C.1. General Questions #
- C.1.1. What is Shardman?
- C.1.2. What does Shardman consist of?
- C.1.3. When to use Shardman?
- C.1.4. When is Shardman not appropriate?
- C.1.5. How many nodes does it take to deploy Shardman?
- C.1.6. Does Shardman support fault tolerance?
- C.1.7. How is sharding structured?
- C.1.8. Is it possible to change the number of partitions?
- C.1.9. Does Shardman support resharding?
- C.1.10. Is it possible to convert an unsharded (local) table to a sharded one?
- C.1.11. Does Shardman support adding and removing shards?
- C.1.12. What is the status of data balancing?
- C.1.13. How is a Shardman cluster accessed?
- C.1.14. How is balancing between cluster nodes implemented?
- C.1.15. Is mass data loading supported in Shardman?
- C.1.2. What does Shardman consist of?
C.1.1. What is Shardman? #
Shardman is a PostgreSQL-based distributed database management system (DBMS) that implements sharding.

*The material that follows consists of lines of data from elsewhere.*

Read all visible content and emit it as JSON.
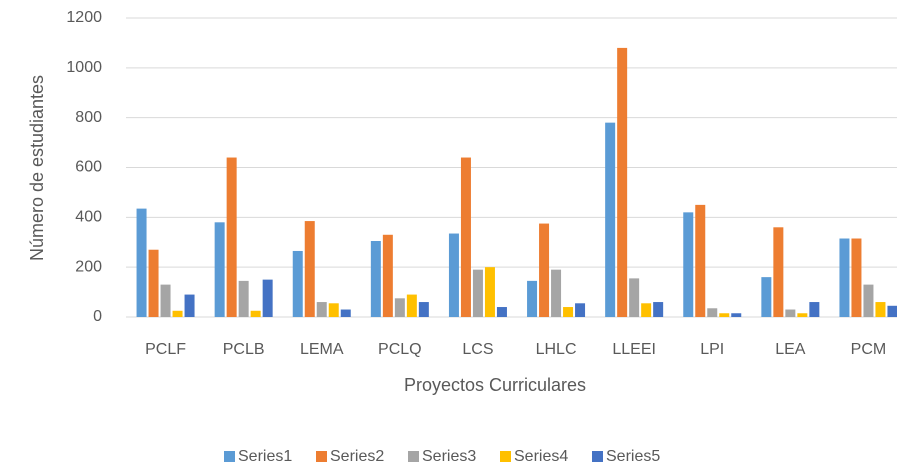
{
  "chart_data": {
    "type": "bar",
    "x_label": "Proyectos  Curriculares",
    "y_label": "Número de estudiantes",
    "categories": [
      "PCLF",
      "PCLB",
      "LEMA",
      "PCLQ",
      "LCS",
      "LHLC",
      "LLEEI",
      "LPI",
      "LEA",
      "PCM"
    ],
    "series": [
      {
        "name": "Series1",
        "color": "#5b9bd5",
        "values": [
          435,
          380,
          265,
          305,
          335,
          145,
          780,
          420,
          160,
          315
        ]
      },
      {
        "name": "Series2",
        "color": "#ed7d31",
        "values": [
          270,
          640,
          385,
          330,
          640,
          375,
          1080,
          450,
          360,
          315
        ]
      },
      {
        "name": "Series3",
        "color": "#a5a5a5",
        "values": [
          130,
          145,
          60,
          75,
          190,
          190,
          155,
          35,
          30,
          130
        ]
      },
      {
        "name": "Series4",
        "color": "#ffc000",
        "values": [
          25,
          25,
          55,
          90,
          200,
          40,
          55,
          15,
          15,
          60
        ]
      },
      {
        "name": "Series5",
        "color": "#4472c4",
        "values": [
          90,
          150,
          30,
          60,
          40,
          55,
          60,
          15,
          60,
          45
        ]
      }
    ],
    "ylim": [
      0,
      1200
    ],
    "yticks": [
      0,
      200,
      400,
      600,
      800,
      1000,
      1200
    ],
    "grid": true,
    "legend": "bottom"
  }
}
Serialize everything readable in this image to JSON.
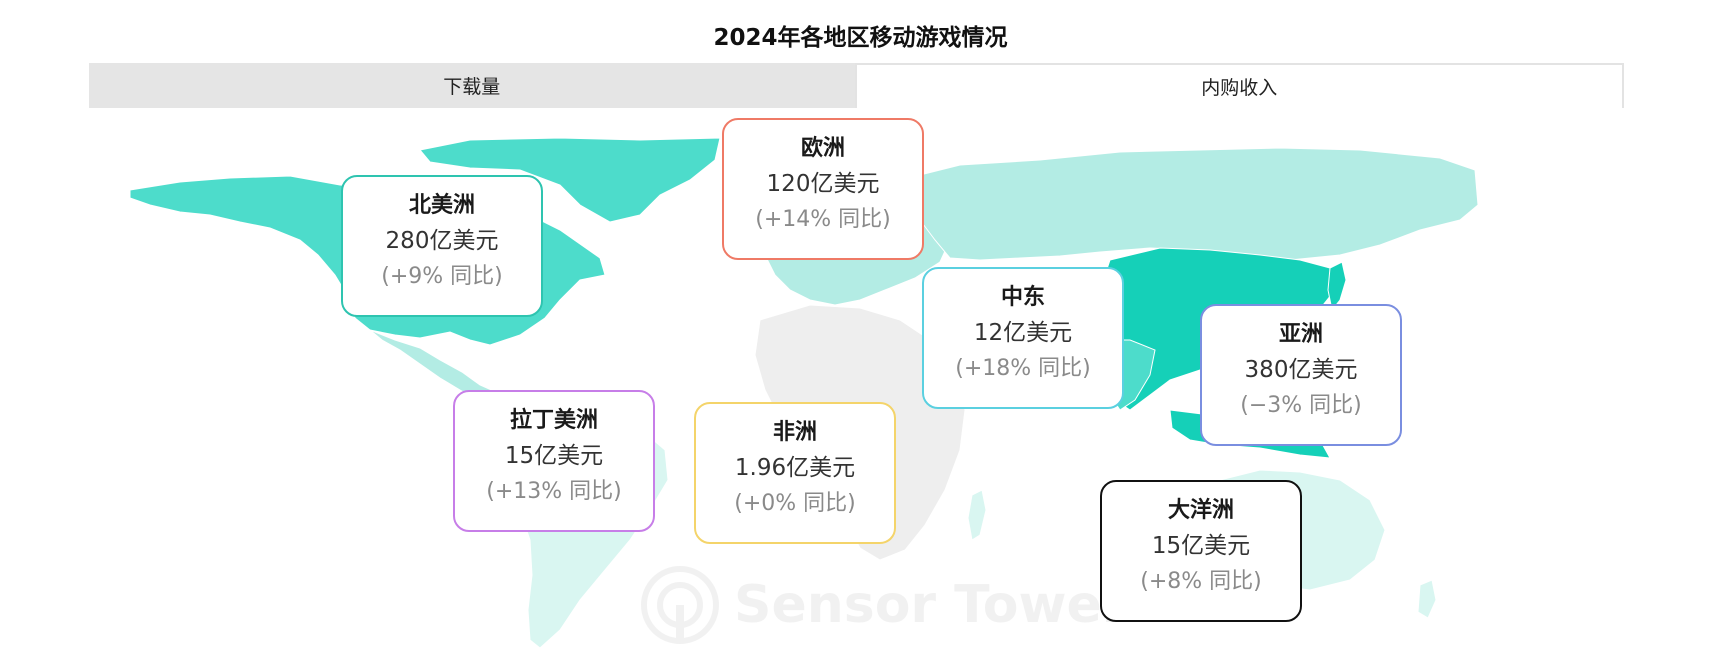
{
  "title": "2024年各地区移动游戏情况",
  "tabs": [
    {
      "label": "下载量",
      "active": true
    },
    {
      "label": "内购收入",
      "active": false
    }
  ],
  "colors": {
    "map_dark": "#15d0b8",
    "map_medium": "#4ddccb",
    "map_light": "#b3ece4",
    "map_lighter": "#d9f6f1",
    "map_gray": "#eeeeee"
  },
  "regions": [
    {
      "id": "north-america",
      "name": "北美洲",
      "value": "280亿美元",
      "growth": "(+9% 同比)",
      "border_color": "#2ec4b0"
    },
    {
      "id": "europe",
      "name": "欧洲",
      "value": "120亿美元",
      "growth": "(+14% 同比)",
      "border_color": "#ef7a66"
    },
    {
      "id": "middle-east",
      "name": "中东",
      "value": "12亿美元",
      "growth": "(+18% 同比)",
      "border_color": "#5bd0e0"
    },
    {
      "id": "asia",
      "name": "亚洲",
      "value": "380亿美元",
      "growth": "(−3% 同比)",
      "border_color": "#7a8ee0"
    },
    {
      "id": "latin-america",
      "name": "拉丁美洲",
      "value": "15亿美元",
      "growth": "(+13% 同比)",
      "border_color": "#c77ee8"
    },
    {
      "id": "africa",
      "name": "非洲",
      "value": "1.96亿美元",
      "growth": "(+0% 同比)",
      "border_color": "#f4d46a"
    },
    {
      "id": "oceania",
      "name": "大洋洲",
      "value": "15亿美元",
      "growth": "(+8% 同比)",
      "border_color": "#111111"
    }
  ],
  "watermark": {
    "text": "Sensor Tower"
  }
}
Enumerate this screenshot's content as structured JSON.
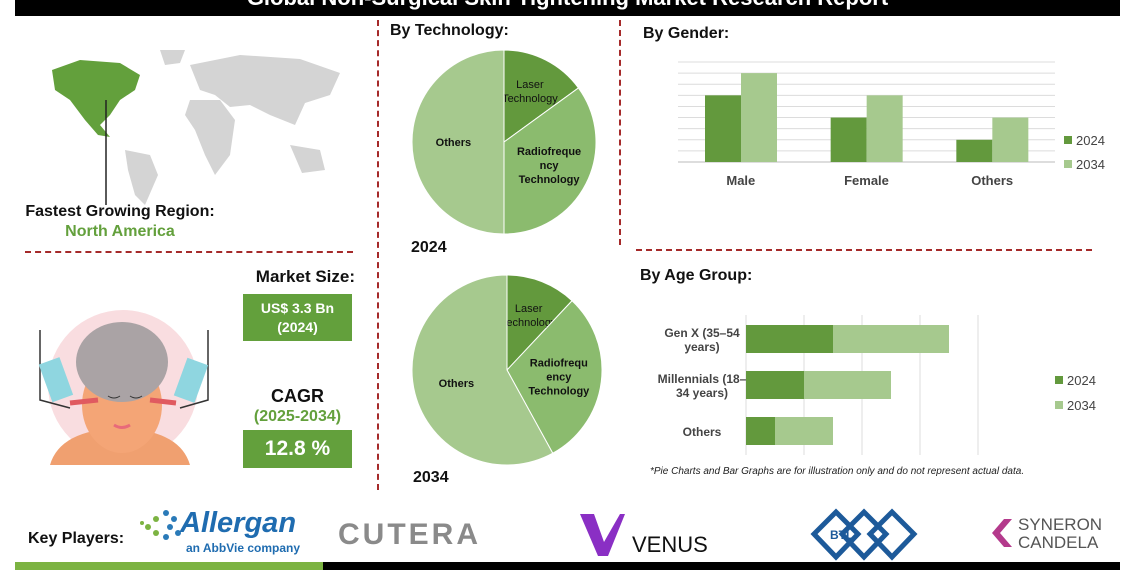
{
  "title": "Global Non-Surgical Skin Tightening Market Research Report",
  "region": {
    "label": "Fastest Growing Region:",
    "value": "North America"
  },
  "market_size": {
    "label": "Market Size:",
    "value": "US$ 3.3 Bn",
    "year": "(2024)"
  },
  "cagr": {
    "label": "CAGR",
    "period": "(2025-2034)",
    "value": "12.8 %"
  },
  "colors": {
    "dark_green": "#63993d",
    "light_green": "#a6c98e",
    "mid_green": "#8bbb6e",
    "accent": "#63a03c",
    "divider": "#a52a2a"
  },
  "key_players": {
    "label": "Key Players:",
    "logos": [
      "Allergan",
      "an AbbVie company",
      "CUTERA",
      "VENUS",
      "BTL",
      "SYNERON",
      "CANDELA"
    ]
  },
  "chart_data": [
    {
      "type": "pie",
      "title": "By Technology:",
      "year_label": "2024",
      "labels": [
        "Laser Technology",
        "Radiofrequency Technology",
        "Others"
      ],
      "display_labels": [
        "Laser\nTechnology",
        "Radiofreque\nncy\nTechnology",
        "Others"
      ],
      "values": [
        15,
        35,
        50
      ]
    },
    {
      "type": "pie",
      "year_label": "2034",
      "labels": [
        "Laser Technology",
        "Radiofrequency Technology",
        "Others"
      ],
      "display_labels": [
        "Laser\nTechnology",
        "Radiofrequ\nency\nTechnology",
        "Others"
      ],
      "values": [
        12,
        30,
        58
      ]
    },
    {
      "type": "bar",
      "title": "By  Gender:",
      "categories": [
        "Male",
        "Female",
        "Others"
      ],
      "series": [
        {
          "name": "2024",
          "values": [
            6,
            4,
            2
          ]
        },
        {
          "name": "2034",
          "values": [
            8,
            6,
            4
          ]
        }
      ],
      "ylim": [
        0,
        9
      ],
      "grid": true,
      "legend": "right"
    },
    {
      "type": "bar",
      "orientation": "horizontal",
      "stacked": true,
      "title": "By Age Group:",
      "categories": [
        "Gen X (35–54\nyears)",
        "Millennials (18–\n34 years)",
        "Others"
      ],
      "series": [
        {
          "name": "2024",
          "values": [
            1.5,
            1.0,
            0.5
          ]
        },
        {
          "name": "2034",
          "values": [
            2.0,
            1.5,
            1.0
          ]
        }
      ],
      "xlim": [
        0,
        4
      ],
      "grid": true,
      "legend": "right",
      "note": "*Pie Charts and Bar Graphs are for illustration only and do not represent actual data."
    }
  ]
}
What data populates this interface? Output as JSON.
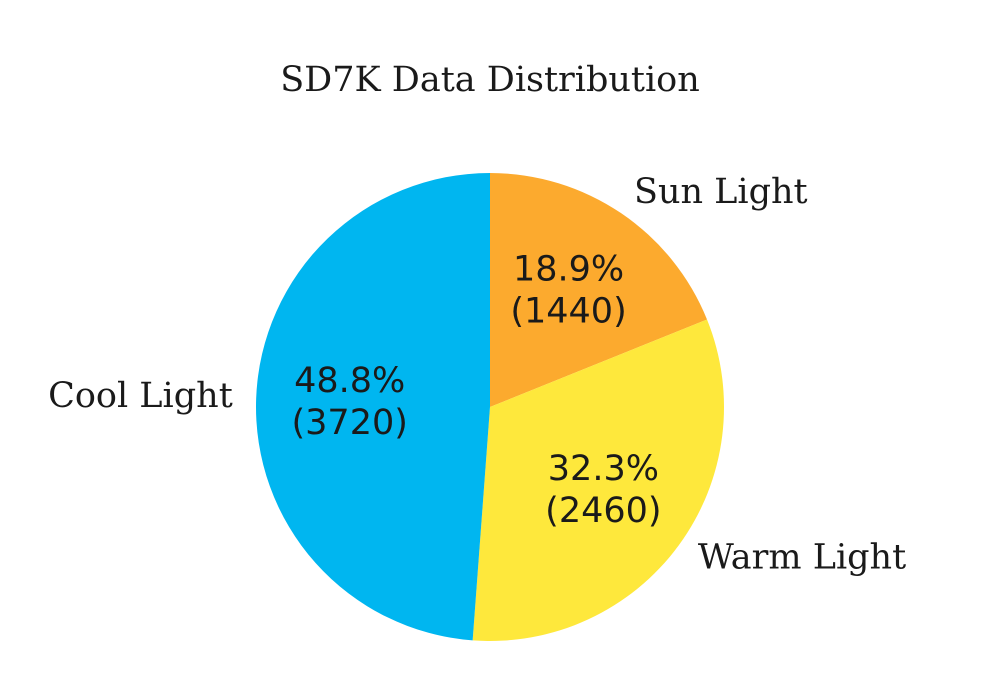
{
  "chart_data": {
    "type": "pie",
    "title": "SD7K Data Distribution",
    "start_angle_deg": 90,
    "direction": "clockwise",
    "slices": [
      {
        "label": "Sun Light",
        "value": 1440,
        "percent_label": "18.9%",
        "count_label": "(1440)",
        "color": "#FCAA2E"
      },
      {
        "label": "Warm Light",
        "value": 2460,
        "percent_label": "32.3%",
        "count_label": "(2460)",
        "color": "#FEE83C"
      },
      {
        "label": "Cool Light",
        "value": 3720,
        "percent_label": "48.8%",
        "count_label": "(3720)",
        "color": "#00B6F0"
      }
    ]
  }
}
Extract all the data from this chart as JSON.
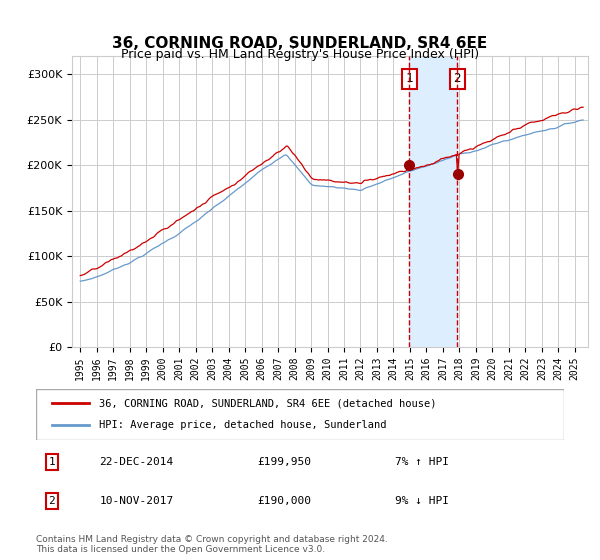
{
  "title": "36, CORNING ROAD, SUNDERLAND, SR4 6EE",
  "subtitle": "Price paid vs. HM Land Registry's House Price Index (HPI)",
  "sale1_date": "22-DEC-2014",
  "sale1_price": 199950,
  "sale1_label": "1",
  "sale1_pct": "7% ↑ HPI",
  "sale2_date": "10-NOV-2017",
  "sale2_price": 190000,
  "sale2_label": "2",
  "sale2_pct": "9% ↓ HPI",
  "legend_line1": "36, CORNING ROAD, SUNDERLAND, SR4 6EE (detached house)",
  "legend_line2": "HPI: Average price, detached house, Sunderland",
  "footnote": "Contains HM Land Registry data © Crown copyright and database right 2024.\nThis data is licensed under the Open Government Licence v3.0.",
  "hpi_color": "#6699cc",
  "price_color": "#cc0000",
  "dot_color": "#990000",
  "shade_color": "#ddeeff",
  "vline_color": "#cc0000",
  "grid_color": "#cccccc",
  "bg_color": "#ffffff",
  "ylim": [
    0,
    320000
  ],
  "yticks": [
    0,
    50000,
    100000,
    150000,
    200000,
    250000,
    300000
  ],
  "sale1_year": 2014.97,
  "sale2_year": 2017.86
}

Sharding is a database design principle where rows of a table are held separately in different databases that are potentially managed by different DBMS instances. The main purpose of Shardman is to make querying sharded distributed databases efficient and ease the complexity of managing them.
C.1.2. What does Shardman consist of? #
Shardman is composed of several software components:
PostgreSQL 14 DBMS with a set of patches.
Shardman extension.
Management tools and services, including built-in stolon manager to provide high availability.
C.1.3. When to use Shardman? #
The working volume of data does not fit in the RAM of one server, but several shards can fit (or at least reading is parallelized).
Number of sessions is too large for one instance of PostgreSQL.
Intensive writing to WAL takes place.
Complex logic consuming too much CPU, and one server is not enough.
C.1.4. When is Shardman not appropriate? #
If the memory, session, CPU load can be pulled by a single PostgreSQL server, this will be both faster and simpler. (This applies to testing too!)
C.1.5. How many nodes does it take to deploy Shardman? #
A minimum of three nodes are required to deploy Shardman. One node is required for an etcd cluster (single-node etcd cluster), and a minimum of two nodes is required for the RDBMS cluster. It is possible to reduce the minimum deployment to two nodes by placing etcd on one of the RDBMS cluster nodes. The minimal deployment is described in section Get Started with Shardman.
C.1.6. Does Shardman support fault tolerance? #
Yes, Shardman is fault-tolerant at the level of each shard. Each shard is a fault-tolerant cluster.
C.1.7. How is sharding structured? #
In Shardman, tables are divided into partitions, and the partitions are distributed between shards.
C.1.8. Is it possible to change the number of partitions? #
No, the number of partitions of sharded tables is set when creating them and remains unchanged. If you expect that the amount of data you have will grow significantly, you should create the necessary number of partitions (by default - 20) in advance.
C.1.9. Does Shardman support resharding? #
No, Shardman currently does not support automatic change of a sharding key. In order to change the sharding key, you need to create new tables with a new sharding key and migrate data from old tables to new ones.
C.1.10. Is it possible to convert an unsharded (local) table to a sharded one? #
No, Shardman currently does not support this feature.
C.1.11. Does Shardman support adding and removing shards? #
Minimally a Shardman cluster can consist of a single node without fault tolerance, but such a configuration makes little sense. You can add or remove shards, Shardman will automatically (by default, this is adjustable) redistribute data between nodes. Replicas can be added to Shardman, then shards will be fault-tolerant.
C.1.12. What is the status of data balancing? #
When adding new shards, data will be redistributed between all shards, including new ones.
C.1.13. How is a Shardman cluster accessed? #
Shardman can be accessed through any node in the cluster, all nodes in the cluster are equal. Use the shardmanctl getconnstr command to get the cluster connection string.
C.1.14. How is balancing between cluster nodes implemented? #
There is no built-in balancing solution at the moment. But you can organize balancing at the application level, for example, see JDBC driver options (loadBalanceHosts
). For libpq, this functionality will be implemented in PostgreSQL 16 release.